Rachel Grunwell is a fitness writer for the Herald on Sunday.

Fitness challenge: Zumba toning class

Each week intrepid reporter Rachel Grunwell will try out a new form of exercise to bring you the lowdown.

Zumba combines a range of Latin American dance styles - with some Macarena moves thrown in for good measure. Photo / Supplied
Zumba combines a range of Latin American dance styles - with some Macarena moves thrown in for good measure. Photo / Supplied

What is it? A high energy dance/cardio class where participants hold "toning sticks" to add weight and help with toning. Zumba is built on the concept of having a "party" while you get into shape to the sound of high-energy music.

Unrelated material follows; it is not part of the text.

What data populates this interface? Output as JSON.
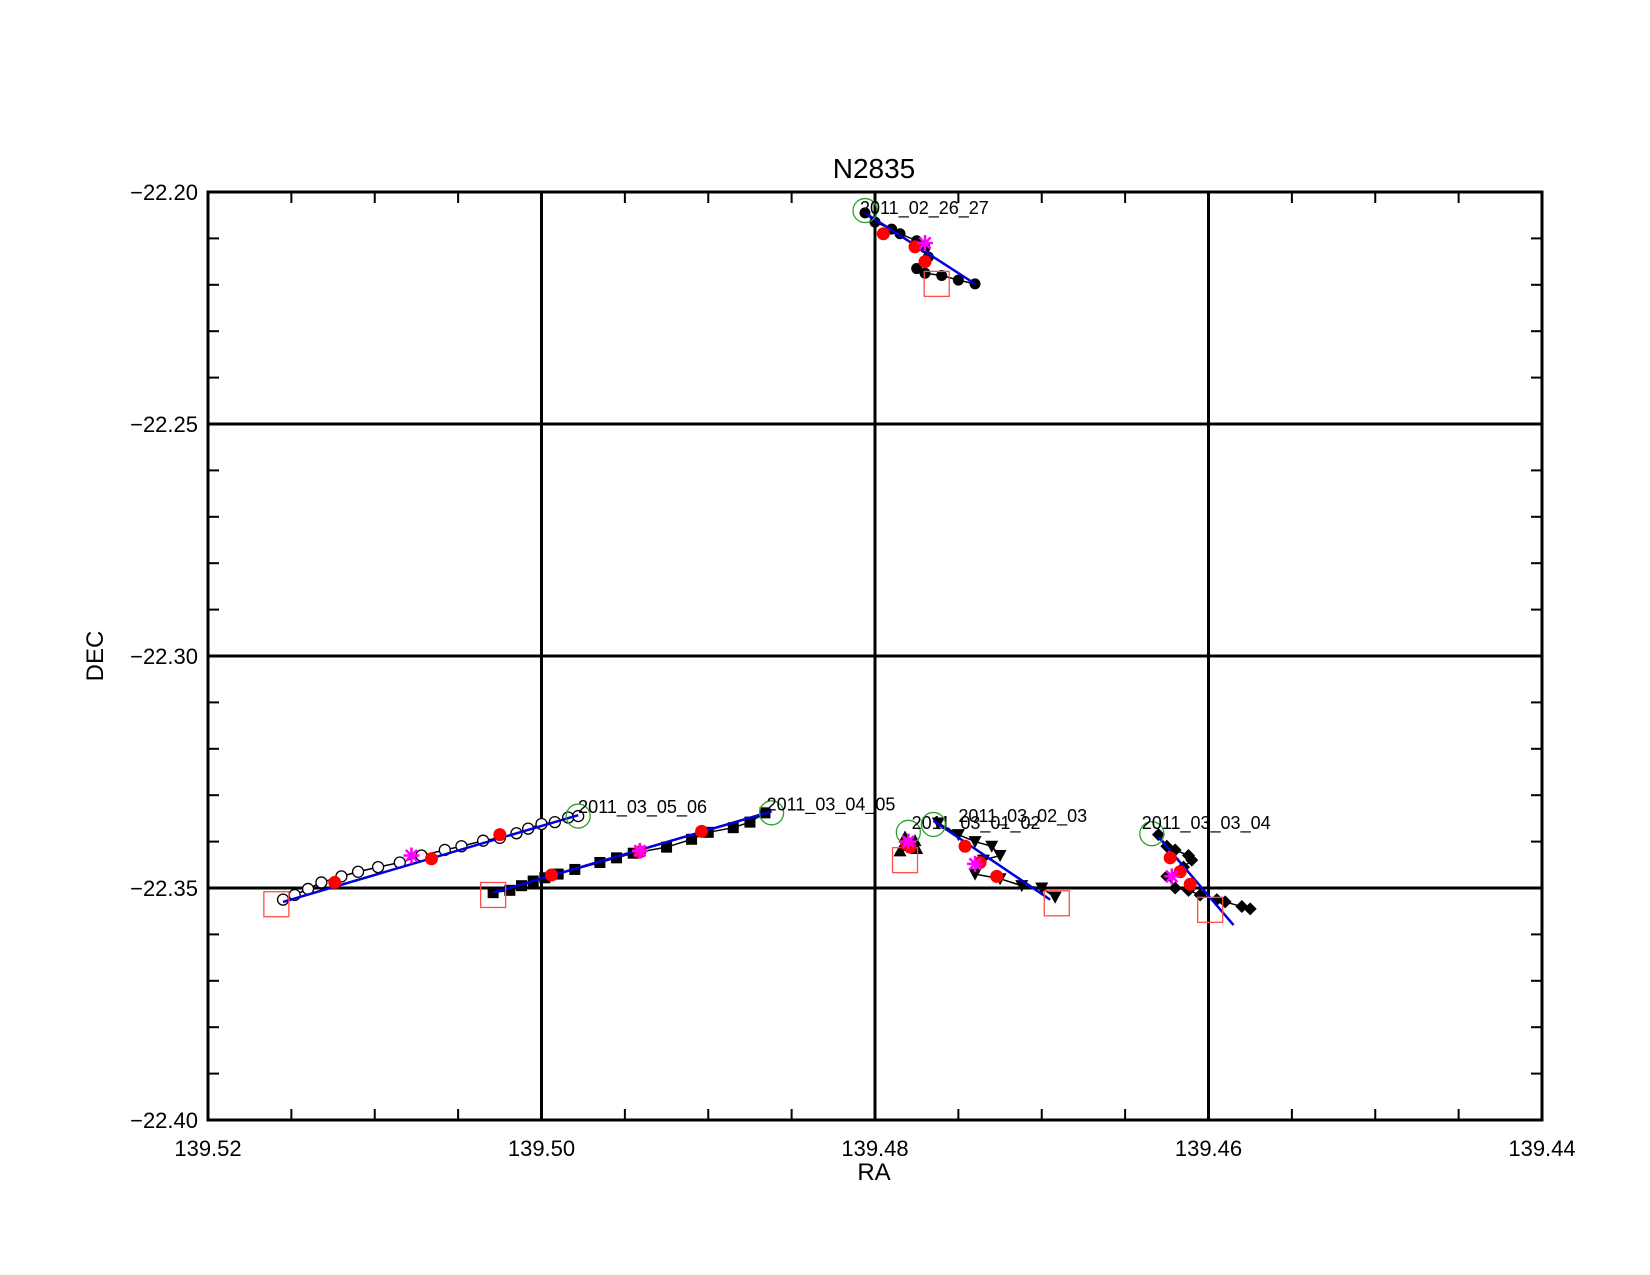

The dance craze is heavily hyped on the telly. It has been around since the mid-90s, thanks to Alberto "Beto" Perez. According to the Zumba website, he was a fitness instructor in Colombia, when he one day went to teach an aerobics class and found he had forgotten his traditional aerobics music. He used his own tapes he had in his bag, which featured salsa-type songs. Spontaneously he discovered the dance-fitness craze and now more than 12 million people do it in over 125 countries.

What's needed? Trackies and a T-shirt - or get into it and go all fluoro and flamboyant.

The experience: Instructor Kellen Pinheiro is a walking advertisement for Zumba. This hot mama (she has two kids), with possibly the best booty in town, could inspire anyone to work out with her.

In fact, all she has to do is wear her Zumba gear to the supermarket and people stop her and ask where they can join her for a class.

Mike, a steel fabricator, who is in the class I trial, did exactly that. He doesn't give a hoot about being the only bloke among a sea of women and he tells me he ignores his kids who give him a good ribbing about loving Zumba. "I come because I enjoy it," he says.

A manager from the supermarket comes, too, says Pinheiro, who is from Brazil and has a background in Latin-dancing. But she insists anyone can do Zumba. Her mum comes along and a 64-year-old loves her class, too. She just adapts her classes to suit her clientele on the night.

"Most of the members of my group are in their 30s, and are mums, so I can do lots of fun sexy and shaking stuff, lots of girly moves. I just get Mike to do stronger arm exercises!" she says.

"Anyone can do this. People are here to have a ball and have fuuuuuun! Not to do dancing proper."

She says, with a laugh, that her girls keep coming back to her classes "so they can be in a Brazilian bikini by summer!"

The Zumba class I'm at is in a primary school hall near Mt Eden and it's a mixed class tonight, young to old, fit to fuller-figured. All women, except for Mike. All having a great time. The Latin to European music is pumping and everyone's hip-wiggling and doing various versions of the salsa, tango, cumbia, latin, belly dancing, flamenco, hip-hop, even Bollywood, and a few Macarena moves are thrown in there which cracks me up and takes me back to high school.

The sticks I hold in each hand are very light and I'm not sure they tone my arms much. But that's probably because I'm used to lifting my 9kg baby about all day. Pinheiro says it takes a few classes to get used to the moves and waving the sticks at the same time, which gives you the the maximum benefit.

I'm no pro at the booty-shaking, but I smile my pants off. I reckon after a few sessions I could suss the choreography a bit better and get even more out of the 60-minute workout.

I take note that if a girlfriend ever asks while shopping "Does my bum look big in this?" I'll tell her to go see Pinheiro.

How much? $10 per class, or $80 for a 10-class concession card.

Worth it? If you like to boogie and want a great booty, then Zumba could be for you.

Try it: Kellen Pinheiro's classes are at Three Kings Primary School, 944 Mt Eden Rd, Mondays and Thursdays at 7.30pm. A Zumba toning class is on Wednesdays at 7.30pm. Or find a Zumba class near you through zumba.com - they are almost everywhere.